Their solution was for humans to catch, cook and eat the lionfish.
All four investors on the panel rejected the idea because Johnson and Groomes hadn’t been able to evince sufficient interest from among American restaurateurs. As it happens, the Monterey Bay Aquarium’s Seafood Watch, an organisation that helps consumers “make ocean-friendly choices” when consuming seafood, released a report in October 2015 overwhelmingly recommending that the lionfish be eaten. The rating, in turn, led to a flurry of interest from chefs and kitchen-owners. Today, according to Sarah Shemkus in The Atlantic, there is sufficient demand for the creature for it to have become a mainstay in many menus. Mainstream success, it seems, is in the offing.

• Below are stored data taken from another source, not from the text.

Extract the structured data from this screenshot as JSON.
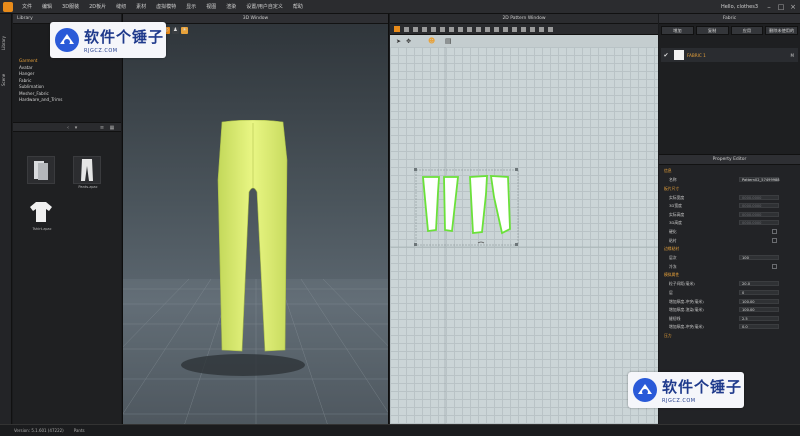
{
  "menu": {
    "items": [
      "文件",
      "编辑",
      "3D服装",
      "2D板片",
      "缝纫",
      "素材",
      "虚拟模特",
      "显示",
      "视图",
      "渲染",
      "设置/用户自定义",
      "帮助"
    ],
    "user": "Hello, clothes3"
  },
  "side_tabs": [
    "Library",
    "Scene"
  ],
  "library": {
    "header": "Library",
    "items": [
      "Garment",
      "Avatar",
      "Hanger",
      "Fabric",
      "Sublimation",
      "Mesher_Fabric",
      "Hardware_and_Trims"
    ],
    "active_index": 0,
    "thumbs": [
      {
        "label": "",
        "kind": "folder"
      },
      {
        "label": "Pants.zpac",
        "kind": "pants"
      },
      {
        "label": "Tshirt.zpac",
        "kind": "tshirt"
      }
    ]
  },
  "watermark": {
    "title": "软件个锤子",
    "url": "RJGCZ.COM"
  },
  "window3d": {
    "title": "3D Window"
  },
  "window2d": {
    "title": "2D Pattern Window"
  },
  "fabric": {
    "header": "Fabric",
    "buttons": [
      "增加",
      "复制",
      "应用",
      "删除未使用的"
    ],
    "items": [
      {
        "name": "FABRIC 1",
        "mark": "M"
      }
    ]
  },
  "property_editor": {
    "header": "Property Editor",
    "rows": [
      {
        "label": "信息",
        "type": "section"
      },
      {
        "label": "名称",
        "value": "Pattern02_57499988",
        "type": "value"
      },
      {
        "label": "板片尺寸",
        "type": "section"
      },
      {
        "label": "实际宽度",
        "value": "0000.0000",
        "type": "dim"
      },
      {
        "label": "3D宽度",
        "value": "0000.0000",
        "type": "dim"
      },
      {
        "label": "实际高度",
        "value": "0000.0000",
        "type": "dim"
      },
      {
        "label": "3D高度",
        "value": "0000.0000",
        "type": "dim"
      },
      {
        "label": "硬化",
        "type": "checkbox"
      },
      {
        "label": "粘衬",
        "type": "checkbox"
      },
      {
        "label": "边缘粘衬",
        "type": "section"
      },
      {
        "label": "层次",
        "value": "100",
        "type": "value"
      },
      {
        "label": "冷冻",
        "type": "checkbox"
      },
      {
        "label": "模拟属性",
        "type": "section"
      },
      {
        "label": "粒子间距(毫米)",
        "value": "20.0",
        "type": "value"
      },
      {
        "label": "层",
        "value": "0",
        "type": "value"
      },
      {
        "label": "增加厚度-冲突(毫米)",
        "value": "100.00",
        "type": "value"
      },
      {
        "label": "增加厚度-渲染(毫米)",
        "value": "100.00",
        "type": "value"
      },
      {
        "label": "缝纫线",
        "value": "2.5",
        "type": "value"
      },
      {
        "label": "增加厚度-冲突(毫米)",
        "value": "0.0",
        "type": "value"
      },
      {
        "label": "压力",
        "type": "section"
      }
    ]
  },
  "status": {
    "version": "Version: 5.1.601 (47222)",
    "scene": "Pants"
  },
  "colors": {
    "accent": "#e88b1a",
    "garment": "#e4f27c",
    "pattern_outline": "#6be13a"
  }
}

The solution isn’t as novel as it was presented to be on Shark Tank; humans have resorted to deploying intelligence – and gastronomy – in fending off troublesome proliferators often enough in the past for there to be a name for the practice: invasivorism. Some previous marine subjects include the northern snakefish, the Asian shore crab, crayfish and the watercress. In Andhra Pradesh in India, the pacu, a fish closely resembling the piranha, has been found to pose a dire threat while the suckerfish is up to something similar in Kerala. Some sites claim pacu ribs and suckerfish fillets are delicious.

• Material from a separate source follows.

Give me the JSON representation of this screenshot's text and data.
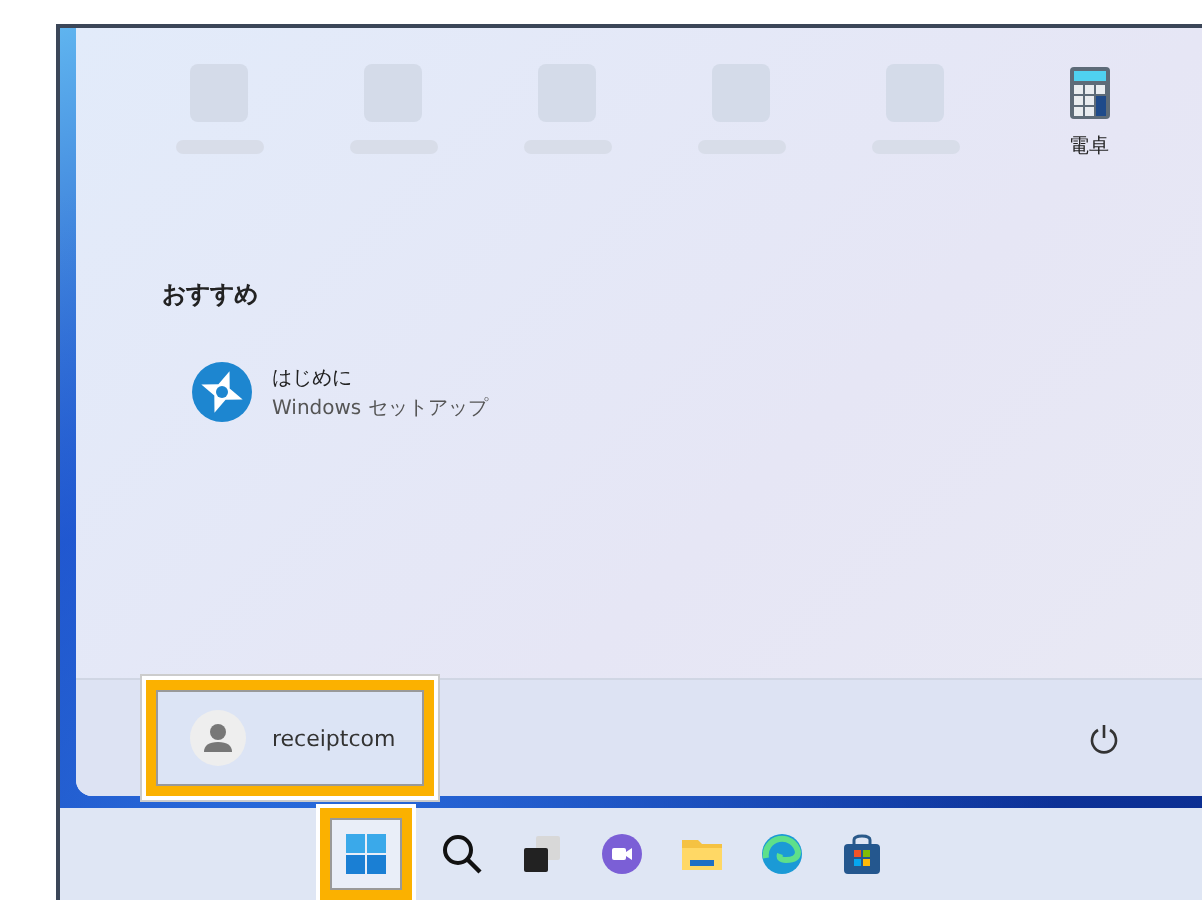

This ecological architecture is contrived, establishing humans as a kind of omega predator and arguing that if an alpha starts to run out of control, humans will find a way to eat it. As Audubon magazine wrote in 2004, “We managed to dispatch all 5 billion passenger pigeons – many of them smoked, roasted, stewed, fried, or baked in potpies – in less than 100 years.” Worse yet, it also leads us down a slippery slope of consequences we might not always be able to contain. To begin with, eating invasive species hasn’t always worked. An example is a plant of Japanese origin called kudzu that invades a 100,000 acres every year on the American mainland even while finding mention in multiple cookbooks. This has an implication for the lionfish experiment as well.
Even as long as there is only some, not widespread, demand, the lionfish problem in the Atlantic and the Gulf of Mexico won’t be solved. Instead, there has to be enough demand to ensure that the rate at which lionfish are killed breaches the additive mortality, and becomes able to affect the animal’s long-term population characteristics. Anything slower and we remain at par with the compensatory mortality – killing as many lionfish in a given period as would’ve died from natural causes anyway. This then draws our attention to another problem: there’s no way yet for us to kill lionfish en masse.

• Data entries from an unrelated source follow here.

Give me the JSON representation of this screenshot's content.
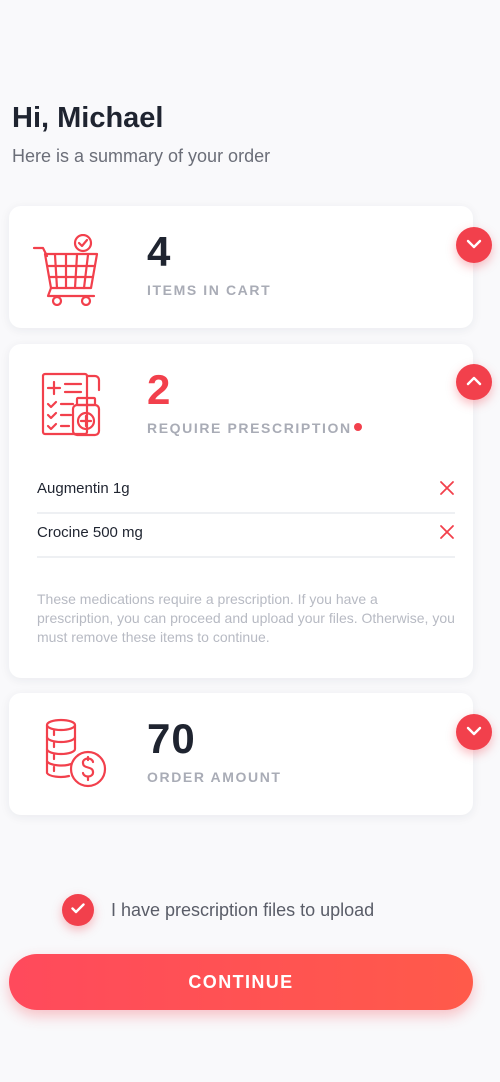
{
  "greeting": "Hi, Michael",
  "subtitle": "Here is a summary of your order",
  "cards": {
    "cart": {
      "value": "4",
      "label": "ITEMS IN CART",
      "icon": "shopping-cart-icon"
    },
    "prescription": {
      "value": "2",
      "label": "REQUIRE PRESCRIPTION",
      "icon": "prescription-document-icon",
      "items": [
        {
          "name": "Augmentin 1g"
        },
        {
          "name": "Crocine 500 mg"
        }
      ],
      "note": "These medications require a prescription. If you have a prescription, you can proceed and upload your files. Otherwise, you must remove these items to continue."
    },
    "amount": {
      "value": "70",
      "label": "ORDER AMOUNT",
      "icon": "coins-icon"
    }
  },
  "checkbox": {
    "label": "I have prescription files to upload",
    "checked": true
  },
  "cta": {
    "label": "CONTINUE"
  },
  "colors": {
    "accent": "#f2404c",
    "text_dark": "#1f2430",
    "caption": "#a9acb6"
  }
}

Traditionally, fisherfolk spear the lionfish after getting out of the way of its poisonous spikes but, as Shemkus reports, this is labour-intensive and further complicated by the absence of strong demand for its meat. In May 2014, Johnson (one of the gentlemen from Shark Tank) said he was working on a “smart trap” that would net only the lionfish, not anything else. An Angel listing describes the device as being solar-powered and using a trap triggered by an image-recognition software. It doesn’t appear to be in widespread use.
Both problems considered, ecologists think it’s still fine because invasivorism isn’t the entire solution but, by itself, serves the important purpose of creating awareness. Tom Kaye, affiliated with the Institute for Applied Ecology, Oregon, told PBS, “It’s really an awareness method to bring to the fore the fact that we have these invasive species. Because let’s face it: some of the impacts they’re having are pretty devastating and depressing.” Then again, there’s a downside here as well – if eradicating the lionfish from local ecosystems is driven by demand, and “in the unlikely scenario where this does work, this may trigger people to maintain an invasive population or introduce the species in other areas to get economic benefits”, as Martin Nuñez, an Argentinian ecologist, put it.
In a similar vein, consumers might choose to retain an originally invasive species for its cultural value as well. “Introduced wild boar are ecologically disastrous to the Hawaiian Islands, eating and rooting up endangered plants, causing massive erosion, and producing breeding pools for nonnative mosquitoes that carry malaria and pox that threaten the existence of several native bird species,” a group of American and Argentinian researchers have written. “Yet attempts to eradicate or even control populations of wild boar engender heated, heartfelt opposition from Hawaiians who have feasted on them for generations and view them as a valued part of their culture.”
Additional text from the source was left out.